Ces travaux intègrent en fin de compte les recherches sur l'appropriation présentées plus haut. Si l'appropriation réside dans l'intériorisation de connaissances sur l'objet et de représentations sur les prescriptions d'usage, elle se lit aussi dans les transformations qu'apposent les sujets tout au long de leur interaction avec l'objet. Ces "bricolages" et "improvisations" servent des objectifs propres à chaque sujet et dépendent du contexte social et environnemental. Ces détournements amènent l'instrument à évoluer de façon récurrente et imprévisible au fil du temps. En résulte une incertitude quant à leur efficacité a priori. Quelles que soient les prescriptions dans lesquelles il est inscrit, "l’outil de gestion est potentiellement modifiable tout au long de son existence, ce qui relativise la proposition d’une phase de stabilisation quasi définitive des usages (telle que proposée par Guillevic) et redonne corps aux dimensions contextuelles et affectives présentes dans le phénomène d’appropriation" (Mallet, 2006, p. 4). L'appropriation est donc ici considérée comme un processus développemental appuyant une stratégie identitaire et se déployant dans le temps.

De Vaujany (2006) qui travaille aussi sur l'appropriation des outils de gestion, considère de même que l'appropriation est un processus "contingent, ouvert, complexe et continu" (De

Vaujany, 2006, p. 118), ne pouvant jamais être considéré comme définitivement achevé.
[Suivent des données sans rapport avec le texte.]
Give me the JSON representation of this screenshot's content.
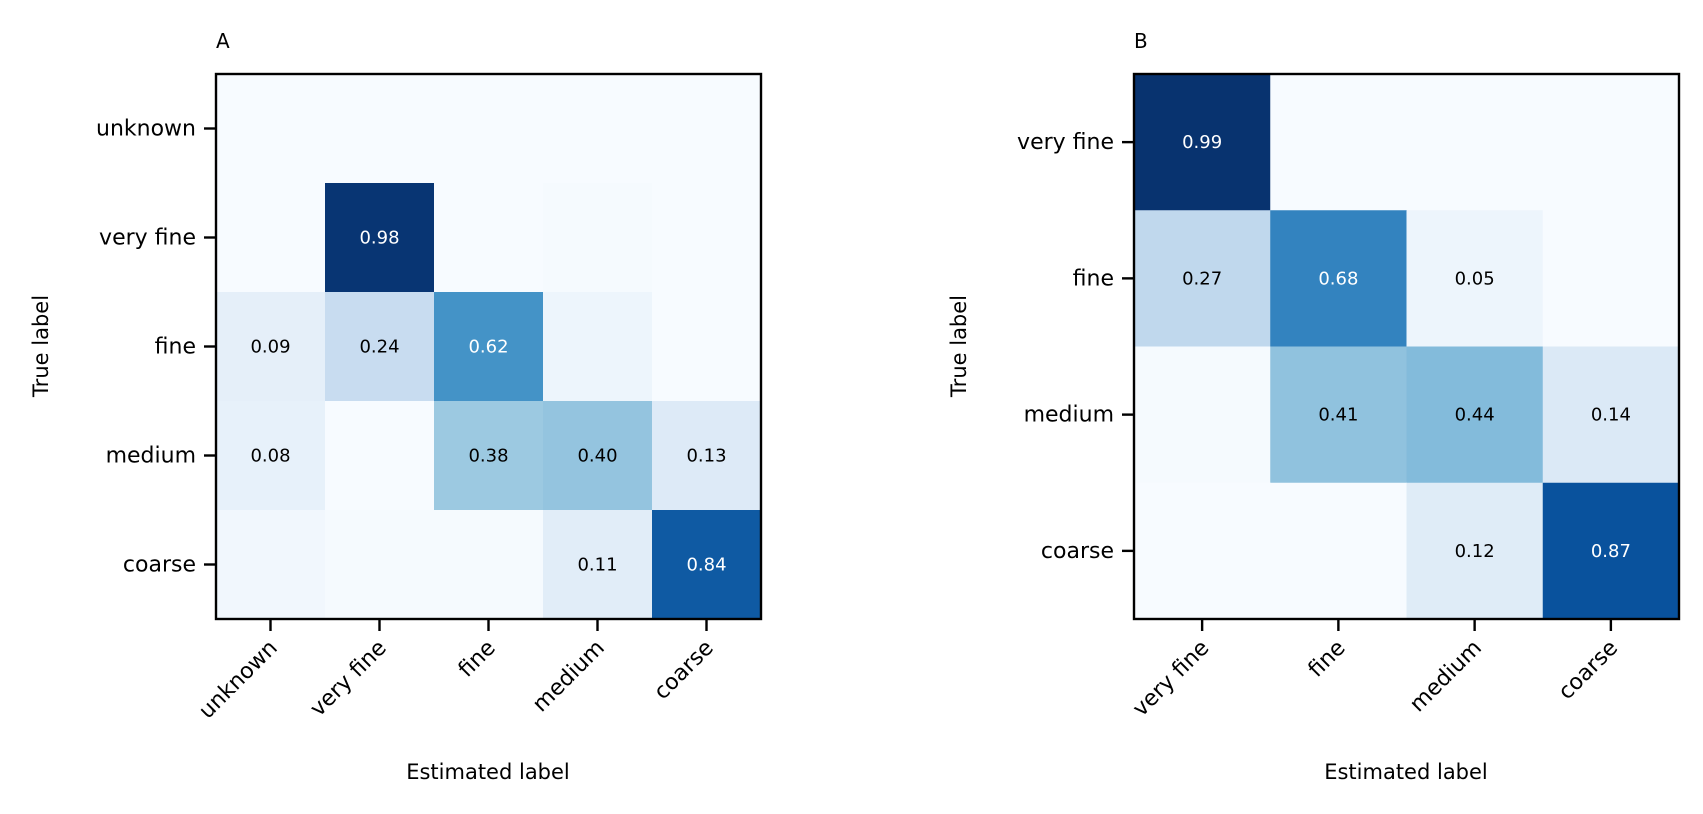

En d'autres termes, l'outil peut ainsi faire l'objet de multiples réappropriations. De plus, l'outil de gestion est intégré dans un environnement socio-organisationnel, politique, culturel. Il fait constamment l'objet de transformations de la part du collectif de travail, de négociations avec la hiérarchie ou les concepteurs. L'auteur distingue trois phases dans le processus d'appropriation d'un outil par un collectif :

- la pré-appropriation ; le processus débute avant la phase d'utilisation de l'objet. Durant cette phase, le sujet élabore les premières interprétations de l'outil et construit des objectifs relatifs à l'objet, à ses effets et à son utilisation. Si l'outil fait l'objet d'une acceptation minimale, la seconde étape peut ensuite débuter ;

- l'appropriation originelle ; "de multiples processus sociopolitiques ou psycho-cognitifs sont activés dans l'organisation. Cela peut d'ailleurs se traduire par des tensions de toutes sortes. Cette étape s'achèvera avec l'entrée dans certaines routines d'utilisation" (ibid., p. 118) ; - les multiples réappropriations ; l'appropriation se poursuit bien après l'apparition de ces "routines d'utilisation". "Les bricolages et improvisations des acteurs amèneront l'instrument à évoluer de façon récurrente et imprévisible au fil de l'arrivée d'outils concurrents, de nouveaux acteurs, de changement dans l'environnement institutionnel ou concurrentiel...Le processus d'appropriation ne s'achève donc pas par la formation de routines définitives (ibid., p.118).

Les composantes cognitives (l'appropriation comme apprentissage) et développementales de l'appropriation (l'appropriation comme "re-création") sont particulièrement mises en exergue dans les recherches en sciences de gestion. S'il est également fait mention de son rôle dans les stratégies identitaires, cet aspect n'est pas aussi développé qu'il l'est dans les recherches sur l'appropriation de l'espace que nous allons à présent examiner.